Subsidies in the 2014 Farm Bill will cost a lot more than initially projected, according to the Environmental Working Group, an advocacy group opposed to farm subsidies.
Although Congress eliminated direct payments to farmers a
few years ago, they replaced them with two subsidy programs known as
Agriculture Risk Coverage (ARC County) and Price Loss Coverage (PLC). The 2014 Farm Bill authorized both programs.

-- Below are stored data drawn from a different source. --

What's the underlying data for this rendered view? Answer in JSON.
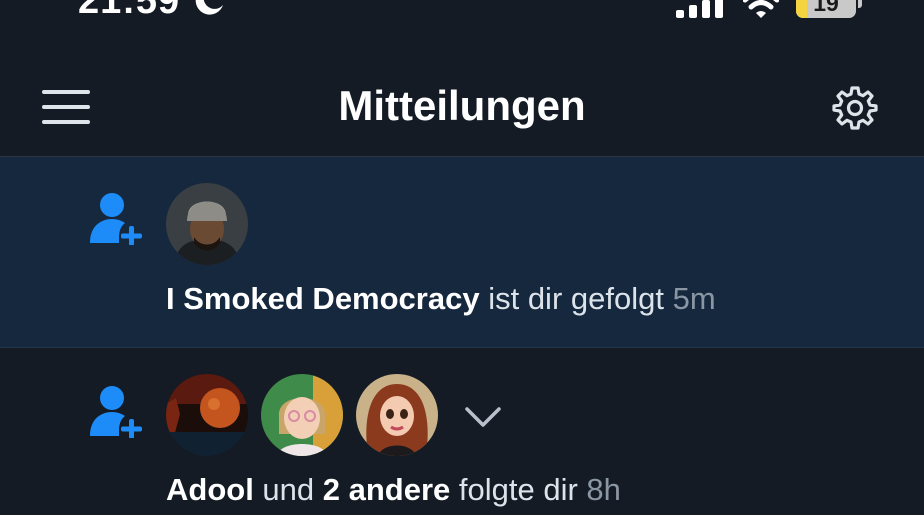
{
  "status_bar": {
    "time": "21:59",
    "moon_icon": "moon-icon",
    "battery_percent": "19",
    "battery_level": 0.19,
    "colors": {
      "battery": "#f5d442"
    }
  },
  "header": {
    "title": "Mitteilungen",
    "menu_icon": "hamburger-menu-icon",
    "settings_icon": "gear-icon"
  },
  "notifications": [
    {
      "icon": "person-add-icon",
      "unread": true,
      "actor": "I Smoked Democracy",
      "text": " ist dir gefolgt ",
      "time": "5m"
    },
    {
      "icon": "person-add-icon",
      "unread": false,
      "actor": "Adool",
      "connector": " und ",
      "others": "2 andere",
      "text": " folgte dir ",
      "time": "8h",
      "expand_icon": "chevron-down-icon"
    }
  ],
  "colors": {
    "background": "#141b24",
    "unread_background": "#16283e",
    "accent": "#1d8cf8",
    "timestamp": "#8a96a3"
  }
}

The Congressional Budget Office
believed this change would save taxpayers billions of dollars over the life of
the Farm Bill.
However, the Environmental Working Group’s analysis of the CBO's projections contends that
government payments for the Agricultural Risk Coverage and Price Loss Coverage
subsidies will cost an additional $8 billion over the next three years -- 70 percent more than originally estimated by CBO when Congress passed the Farm
Bill in January 2014.
Similarly, Agriculture.com’s farm subsidy analysis finds that the
government faces three high-cost years, beginning with $5.8
billion in 2016. Low commodity prices will likely increase the cost of
programs that help stabilize crop revenue. Furthermore, the CBO’s latest budget forecasts
that crop subsidies will cost a total of $22 billion for fiscal 2016, 2017, and
2018 -- a 9% increase from the estimate it made a year ago of $20.1 billion for
those years.
The main recipients would be corn, soybean, wheat, and
peanut growers. Corn, soybeans, and wheat are the three most widely planted
crops in the country, grown on 225 million acres while peanuts are planted on
about 1.6 to 1.7 million acres annually. Corn farmers were projected to get
$10.5 billion from 2016 to 2018, soybean growers $3.5 billion, wheat growers
$2.9 billion, and peanuts $1.7 billion, per agriculture.com.